Paramount’s IP Strategy and the Rush Hour Question

For Paramount, the Rush Hour conversation exists within a broader struggle to keep pace in the IP arms race. While the studio has reliable tentpoles like Mission: Impossible, Transformers, and Star Trek, it faces heavy competition from Disney’s Marvel–Star Wars machine and Warner Bros.’ DC and monster-verse offerings.

Reviving a known, moderately priced action-comedy brand can look appealing on a spreadsheet: mid-budget, strong global awareness, and cross-generational appeal. But the track record for these kinds of reboots is mixed at best, and studios are learning—sometimes painfully—that online nostalgia doesn’t always translate into ticket sales.

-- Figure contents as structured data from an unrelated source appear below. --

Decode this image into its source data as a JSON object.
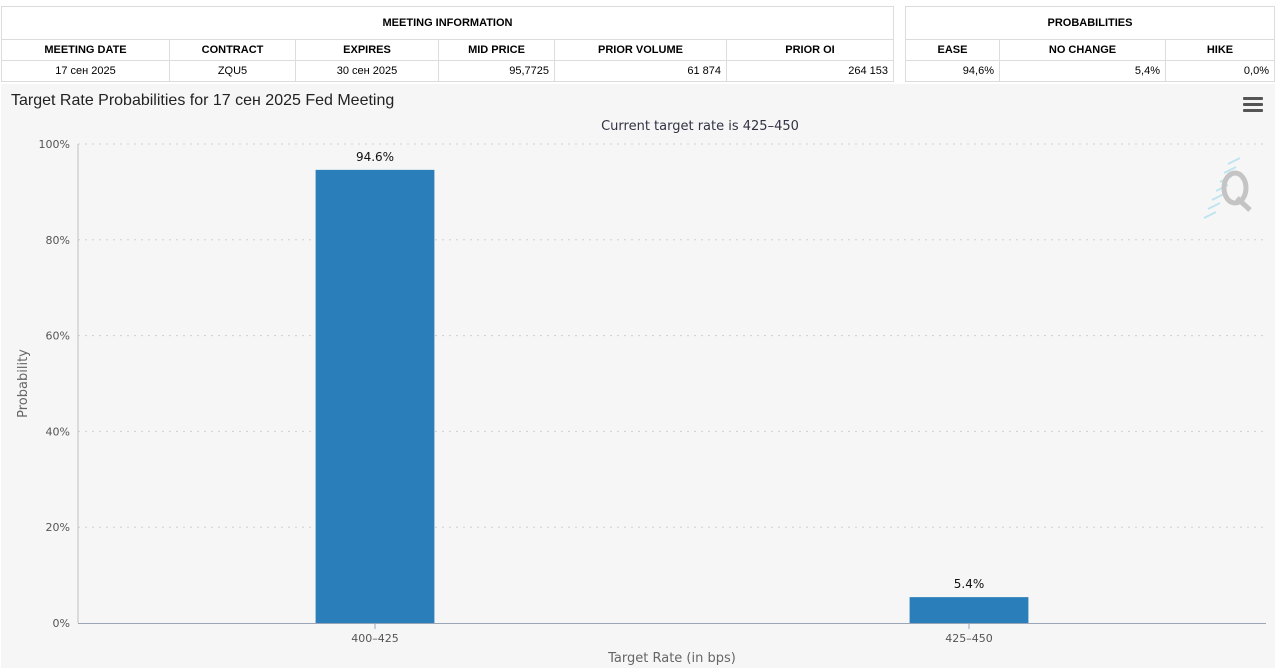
{
  "meeting_info": {
    "group_header": "MEETING INFORMATION",
    "columns": [
      "MEETING DATE",
      "CONTRACT",
      "EXPIRES",
      "MID PRICE",
      "PRIOR VOLUME",
      "PRIOR OI"
    ],
    "row": [
      "17 сен 2025",
      "ZQU5",
      "30 сен 2025",
      "95,7725",
      "61 874",
      "264 153"
    ]
  },
  "probabilities": {
    "group_header": "PROBABILITIES",
    "columns": [
      "EASE",
      "NO CHANGE",
      "HIKE"
    ],
    "row": [
      "94,6%",
      "5,4%",
      "0,0%"
    ]
  },
  "icons": {
    "menu": "hamburger-menu-icon",
    "logo": "q-logo-icon"
  },
  "colors": {
    "bar": "#2a7fba",
    "panel_bg": "#f6f6f6",
    "grid": "#d0d0d0"
  },
  "chart_data": {
    "type": "bar",
    "title": "Target Rate Probabilities for 17 сен 2025 Fed Meeting",
    "subtitle": "Current target rate is 425–450",
    "xlabel": "Target Rate (in bps)",
    "ylabel": "Probability",
    "categories": [
      "400–425",
      "425–450"
    ],
    "values": [
      94.6,
      5.4
    ],
    "data_labels": [
      "94.6%",
      "5.4%"
    ],
    "ylim": [
      0,
      100
    ],
    "yticks": [
      0,
      20,
      40,
      60,
      80,
      100
    ],
    "ytick_labels": [
      "0%",
      "20%",
      "40%",
      "60%",
      "80%",
      "100%"
    ],
    "grid": true,
    "legend": "none"
  }
}
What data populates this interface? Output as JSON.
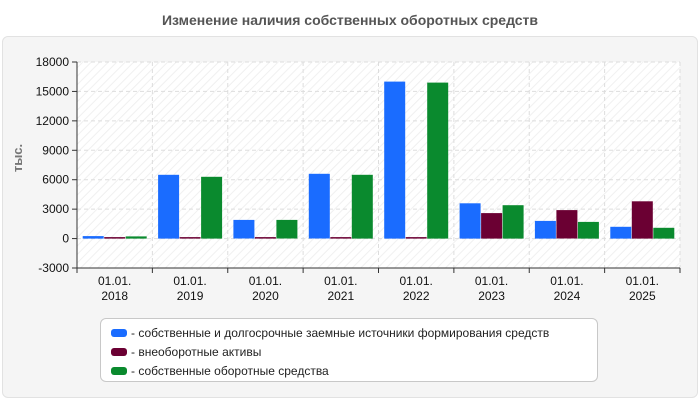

Paramount Pictures logo on a theater screen
For Paramount, mining familiar franchises like Rush Hour is part of a larger fight to stay competitive in the blockbuster era.

It’s worth remembering that studios are pitched ideas like this constantly—from agents, from producers, from stars, and, occasionally, from famous fans with political clout. The fact that someone as high-profile as Trump reportedly weighed in says less about a guaranteed greenlight and more about how permeable the walls between politics, fandom, and Hollywood have become.

Anyone curious about the current status of the franchise or its key players can keep an eye on official channels and film databases such as IMDb’s Rush Hour page, which tend to reflect real movement—writers hired, dates penciled in—long before any presidential lobbying makes headlines.


So, Do We Actually Want More Rush Hour?

The irony of the Trump–Paramount story is that it may end up saying more about 2025 than about Rush Hour itself. We live in a moment where a nostalgic action-comedy from 1998 can become the center of a discourse triangle: political influence, corporate calculation, and fan desire, all orbiting the same piece of IP.

Whether a new Rush Hour happens will ultimately depend less on who picks up the phone and more on whether someone can crack a script that justifies the reunion. If that happens—and if Chan and Tucker genuinely want back in—there’s a version of this movie that could work: one that leans into aging partners, changing cities, and a smarter, sharper take on culture clash.

Until then, the trilogy remains a time capsule of late-’90s studio filmmaking: messy, energetic, crowd-pleasing, and deeply of its moment. The bigger question is whether Hollywood, and its newly vocal fans in high office, can resist the urge to turn every memory into a product—or whether we’re destined to keep chasing the next nostalgic rush.